With rumbling bellies we made our way to a little family run restaurant for a delicious lunch of popular meat skewers and local red wine. The kebabs are served on piping hot long skewers and cutting them off delicately is nothing short of an art form.
Feeling very spoiled we waddled back to the bus and continued to the peak of the mountains stopping at the summit of Pico de Arieiro. At 1818m tall, Pico de Arieiro is the third highest mountain on the island and the views are magnificent. As someone that is nervous with heights, I did find it a little hairy in places but the sights are so beautiful, you do forget your fear. The height brings a change to the air which is so refreshing after the heat of the lower villages. A day could easily be spent here and many visitors choose to take the narrow path from Pico de Arieiro to nearby Pico Ruivo for an extra thrill – this is not something for any that find heights a challenge!
Fortunately our next stop was the perfect one to counteract the dizzy heights of the mountaintops and we arrived with cheer at Porta de Cruz for a tour of a sugar cane rum factory. The flavour of sugar cane rum is unlike anything I have ever tasted, it is absolutely beautiful! The tour is free for visitors ending in a visit to the rum shop and some samples of rum and poncha, a traditional Madeira drink.
Loaded with enough rum to last a pirate a year, we continued on, passing through banana groves and tropical gardens to a pretty fishing village, our final stop of the day. By this point tiredness was starting to get the better of us and the peaceful village by the sea was the perfect remedy. Foregoing shopping time, we sat and watched the waves in the late afternoon sun. It was a very sweet end to a fantastic day.
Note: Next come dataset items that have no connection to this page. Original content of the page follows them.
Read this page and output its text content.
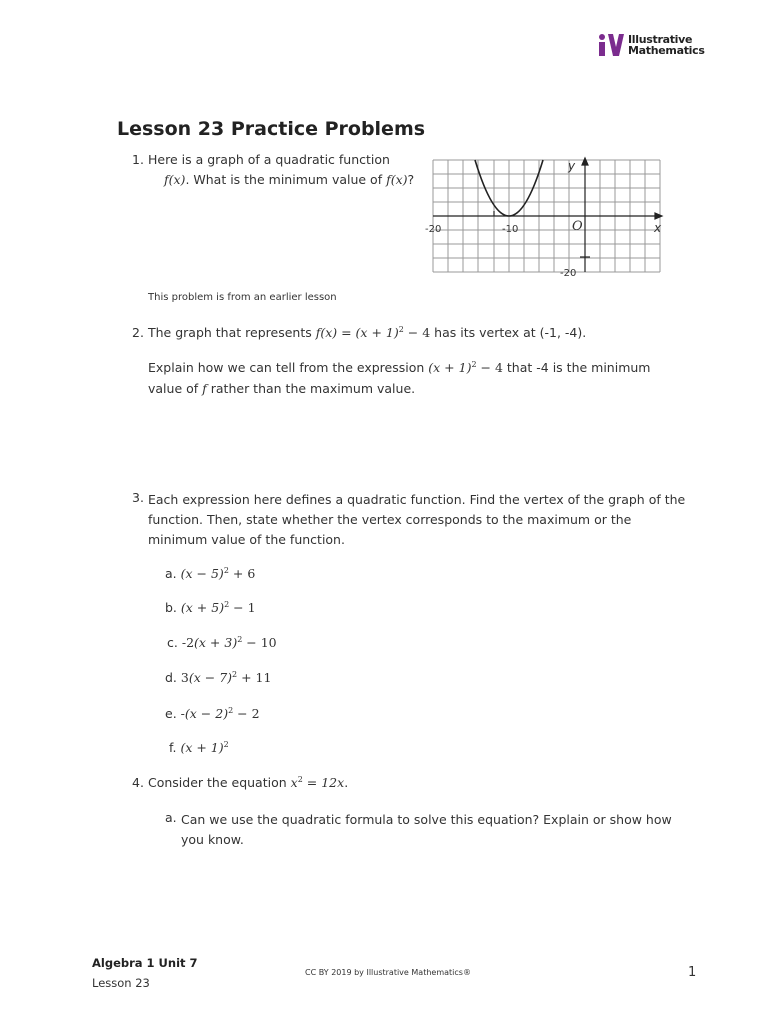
Illustrative
Mathematics
Lesson 23 Practice Problems
1. Here is a graph of a quadratic function
f(x). What is the minimum value of f(x)?
This problem is from an earlier lesson
-20	-10
-20
O	x
y
2. The graph that represents $f(x) = (x + 1)^2 - 4$ has its vertex at (-1, -4).
Explain how we can tell from the expression $(x + 1)^2 - 4$ that -4 is the minimum
value of f rather than the maximum value.
3. Each expression here defines a quadratic function. Find the vertex of the graph of the
function. Then, state whether the vertex corresponds to the maximum or the
minimum value of the function.
a. $(x - 5)^2 + 6$
b. $(x + 5)^2 - 1$
c. $-2(x + 3)^2 - 10$
d. $3(x - 7)^2 + 11$
e. $-(x - 2)^2 - 2$
f. $(x + 1)^2$
4. Consider the equation $x^2 = 12x$.
a. Can we use the quadratic formula to solve this equation? Explain or show how
you know.
Algebra 1 Unit 7
Lesson 23
CC BY 2019 by Illustrative Mathematics®	1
As the sun rose on another lovely day, we decided to take the cable car up to one of Madeira’s most popular attractions, the Monte Palace Botanical gardens. Cable cars aren’t exactly my idea of fun, but the ride felt surprisingly stable and allowed us a birds eye view of the everyday houses of residents. Sadly not all are in one piece following the fire of 2016 with ruined houses backing onto occupied ones.
Madeira has several microclimates due to its location and landscape, providing the extraordinary conditions needed to cultivate plants and support wildlife from all over the world.
Travel around the globe as garden after garden unfolds in front of you and see if you can spot some of the wildlife as you explore. The tranquil mix of natural surroundings, water and sculpture swept us into another world and I loved it.
Monte Palace itself is situated in the gardens and only adds to the experience. As well as this, the museum of natural history and exhibition spaces are also open to visitors meaning the whole day can be spent exploring.
With a visit to the gardens under the belt, the next challenge was descending the hill. Luckily, I think, there is a novel way to do this, by street toboggan! The toboggans use the same roads as cars and how quickly they can stop for traffic is anyone’s guess, but the laughs and squeaks from riders show how much fun it is!
It took a whole day relaxing to absorb everything we had experienced in Madeira before heading home and what a lot we’d seen. From lion sculptures to sugar cane rum, parrots in palm trees to palaces, magical Madeira was stunningly beautiful, ever welcoming and full of surprises. I know I’ll be joining the 90% of visitors going back to the island, I do have the other half of the island to explore after all.